# News Scoops not being posted



## BrooklynKnight (Jul 9, 2004)

This is the 3rd time that one of my news scoops werent posted.

Earlier tonight, about half an hour before the news was updated I posted two news items.

One was announcing an Eberron chat i'll be running with Keith Baker and Eberrons 3 other developers.

The other was that Eberrons fan site, news outlet the breland ledger was looking for eberron news scoopers (specifically for eberron stuff). 

The last time I posted about chats I was doing it wasnt posted 2 out of 3 tries.

I can understand the fan site thing not being posted cause maybe its stepping on Enworlds toes as a news outlet (even though its very very niche), but whats the deal?

I've been posting news scoops for almost 2 years, originally scooping SKR and TGM updates. 

Neverbefore have my chat scoops been ignored. Even when posted a week in advance (so people could make the time)...

So whats up with that? :-(


----------



## BrooklynKnight (Jul 10, 2004)

I posted the scoop for my chat *again* and it wasnt posted. Whats the deal? Another chat for monte's site got posted but mine hasnt.....


----------



## Michael Morris (Jul 10, 2004)

BK, to be honest you probably should keep things like this to email or PM.


----------



## Citizen Mane (Jul 10, 2004)

I can only speak for myself, but usually when I don't post a scoop, it's because:

1) I've screwed up.  Sometimes one or both of the windows I'm using hang on me, and I can't finish posting; sometimes I delete a post that I didn't mean to delete; sometimes it's something else entirely.  That's the human error aspect of it.

2) Sometimes it's a timing thing.  I've had new posts appear immediately after I post the news, which I don't find out about until the next morning.  I only check the mod panel at night, generally speaking.  I don't know when other folks do.

3) I have some sort of question for the other hounds, Michael, or Morrus that would delay posting the item.
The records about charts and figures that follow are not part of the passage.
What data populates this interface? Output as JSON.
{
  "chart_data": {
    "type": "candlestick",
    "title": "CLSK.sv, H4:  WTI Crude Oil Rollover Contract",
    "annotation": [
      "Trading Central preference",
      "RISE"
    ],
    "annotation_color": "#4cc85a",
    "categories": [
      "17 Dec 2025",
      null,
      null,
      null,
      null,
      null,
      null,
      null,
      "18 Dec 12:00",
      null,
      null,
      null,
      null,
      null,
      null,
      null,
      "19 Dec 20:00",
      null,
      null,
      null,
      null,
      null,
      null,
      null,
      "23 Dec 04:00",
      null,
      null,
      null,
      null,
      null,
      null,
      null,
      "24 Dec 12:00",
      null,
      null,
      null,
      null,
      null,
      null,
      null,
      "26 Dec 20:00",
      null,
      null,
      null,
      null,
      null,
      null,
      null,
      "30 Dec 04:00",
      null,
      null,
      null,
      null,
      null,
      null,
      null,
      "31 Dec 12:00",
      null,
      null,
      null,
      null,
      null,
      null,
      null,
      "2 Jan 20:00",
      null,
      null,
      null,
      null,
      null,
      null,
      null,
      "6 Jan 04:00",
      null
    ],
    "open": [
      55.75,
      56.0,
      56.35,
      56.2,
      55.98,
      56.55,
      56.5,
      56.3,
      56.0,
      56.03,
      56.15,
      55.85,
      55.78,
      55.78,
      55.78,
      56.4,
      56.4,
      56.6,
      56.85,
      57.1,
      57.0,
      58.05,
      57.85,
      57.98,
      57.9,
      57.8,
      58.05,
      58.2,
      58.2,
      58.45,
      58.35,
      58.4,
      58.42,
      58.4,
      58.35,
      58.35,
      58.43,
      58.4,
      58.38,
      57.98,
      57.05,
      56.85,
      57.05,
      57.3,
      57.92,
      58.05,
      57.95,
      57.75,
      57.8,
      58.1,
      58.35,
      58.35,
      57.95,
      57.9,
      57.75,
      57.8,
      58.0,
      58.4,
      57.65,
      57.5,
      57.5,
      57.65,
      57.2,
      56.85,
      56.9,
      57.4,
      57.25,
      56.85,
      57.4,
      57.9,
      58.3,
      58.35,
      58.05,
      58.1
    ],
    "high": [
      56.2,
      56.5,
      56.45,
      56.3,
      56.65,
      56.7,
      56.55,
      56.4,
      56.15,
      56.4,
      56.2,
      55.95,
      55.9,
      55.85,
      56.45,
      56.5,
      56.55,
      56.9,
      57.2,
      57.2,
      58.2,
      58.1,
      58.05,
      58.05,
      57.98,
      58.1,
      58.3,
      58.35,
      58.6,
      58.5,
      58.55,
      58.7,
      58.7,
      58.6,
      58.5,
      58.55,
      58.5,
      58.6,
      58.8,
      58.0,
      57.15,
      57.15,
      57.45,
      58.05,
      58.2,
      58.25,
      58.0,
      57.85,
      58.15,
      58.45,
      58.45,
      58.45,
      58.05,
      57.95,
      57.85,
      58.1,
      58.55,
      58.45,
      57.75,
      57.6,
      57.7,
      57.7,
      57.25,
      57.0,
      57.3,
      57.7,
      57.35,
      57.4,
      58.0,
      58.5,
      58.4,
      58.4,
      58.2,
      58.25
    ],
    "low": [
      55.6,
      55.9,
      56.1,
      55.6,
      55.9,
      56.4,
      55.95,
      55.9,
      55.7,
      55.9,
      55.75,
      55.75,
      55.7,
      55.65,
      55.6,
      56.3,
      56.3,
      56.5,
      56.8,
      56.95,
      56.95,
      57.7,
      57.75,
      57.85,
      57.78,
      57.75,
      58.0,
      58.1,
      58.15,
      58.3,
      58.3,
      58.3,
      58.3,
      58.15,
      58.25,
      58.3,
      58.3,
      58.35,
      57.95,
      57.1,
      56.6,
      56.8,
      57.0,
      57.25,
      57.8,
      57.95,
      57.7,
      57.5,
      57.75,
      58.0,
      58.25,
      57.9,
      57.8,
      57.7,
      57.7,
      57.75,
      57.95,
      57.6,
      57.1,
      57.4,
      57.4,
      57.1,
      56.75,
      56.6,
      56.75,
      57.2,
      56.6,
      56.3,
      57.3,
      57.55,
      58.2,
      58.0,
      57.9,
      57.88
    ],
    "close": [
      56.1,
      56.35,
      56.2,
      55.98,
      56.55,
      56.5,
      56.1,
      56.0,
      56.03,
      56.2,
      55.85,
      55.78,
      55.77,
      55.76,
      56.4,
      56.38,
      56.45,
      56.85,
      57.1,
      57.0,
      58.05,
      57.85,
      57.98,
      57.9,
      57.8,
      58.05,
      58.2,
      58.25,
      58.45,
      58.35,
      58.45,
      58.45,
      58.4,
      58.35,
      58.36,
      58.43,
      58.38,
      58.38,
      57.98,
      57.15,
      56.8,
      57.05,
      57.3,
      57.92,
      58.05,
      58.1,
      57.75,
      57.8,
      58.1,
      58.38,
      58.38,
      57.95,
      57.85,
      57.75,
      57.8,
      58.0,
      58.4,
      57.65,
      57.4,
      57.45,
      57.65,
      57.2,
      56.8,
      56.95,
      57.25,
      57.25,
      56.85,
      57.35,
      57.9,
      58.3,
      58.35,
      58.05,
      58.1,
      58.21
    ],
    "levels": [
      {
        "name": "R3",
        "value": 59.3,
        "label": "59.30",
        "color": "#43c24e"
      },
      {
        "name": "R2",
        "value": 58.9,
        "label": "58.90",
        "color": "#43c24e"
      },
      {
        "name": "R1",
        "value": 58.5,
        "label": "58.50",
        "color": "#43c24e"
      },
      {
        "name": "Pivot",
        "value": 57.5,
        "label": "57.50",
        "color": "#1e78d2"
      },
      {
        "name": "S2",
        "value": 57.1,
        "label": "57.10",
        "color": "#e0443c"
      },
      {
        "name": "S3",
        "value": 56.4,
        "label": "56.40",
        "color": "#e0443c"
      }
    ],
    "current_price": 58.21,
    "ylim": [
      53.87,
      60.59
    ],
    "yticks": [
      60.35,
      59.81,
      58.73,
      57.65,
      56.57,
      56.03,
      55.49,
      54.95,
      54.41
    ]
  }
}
If you have some news that hasn't been posted, but would like it posted or feel like it got missed, drop me a PM -- I've done this for other folks, and I don't mind doing it -- mind that the normal channels are preferable, as I may be away from my PC for most of a day, but if it's something like this, you can PM me with the text of the item or to ask what's up.  

Nick


----------



## Citizen Mane (Jul 10, 2004)

I don't know what happened with the resubmission from last night, but 2:12 am to 9:32 am isn't a lot of time (for instance, I was asleep last night from 1:00 am to 10:00 am).  In any case, it's up there on the front page now under Site News and has been for a while, I'm guessing, as I didn't post it.

Nick


----------



## BrooklynKnight (Jul 11, 2004)

I posted that twice, once about 2 and a half days ago, along with another scoop from the breland ledger, and then again this early morning. Initially it didnt appear, but a few hours ago it did.


----------



## Citizen Mane (Jul 11, 2004)

Got it.  No worries.  Just drop me a PM if it happens again.

Nick


----------



## BrooklynKnight (Jul 11, 2004)

alright thanks


----------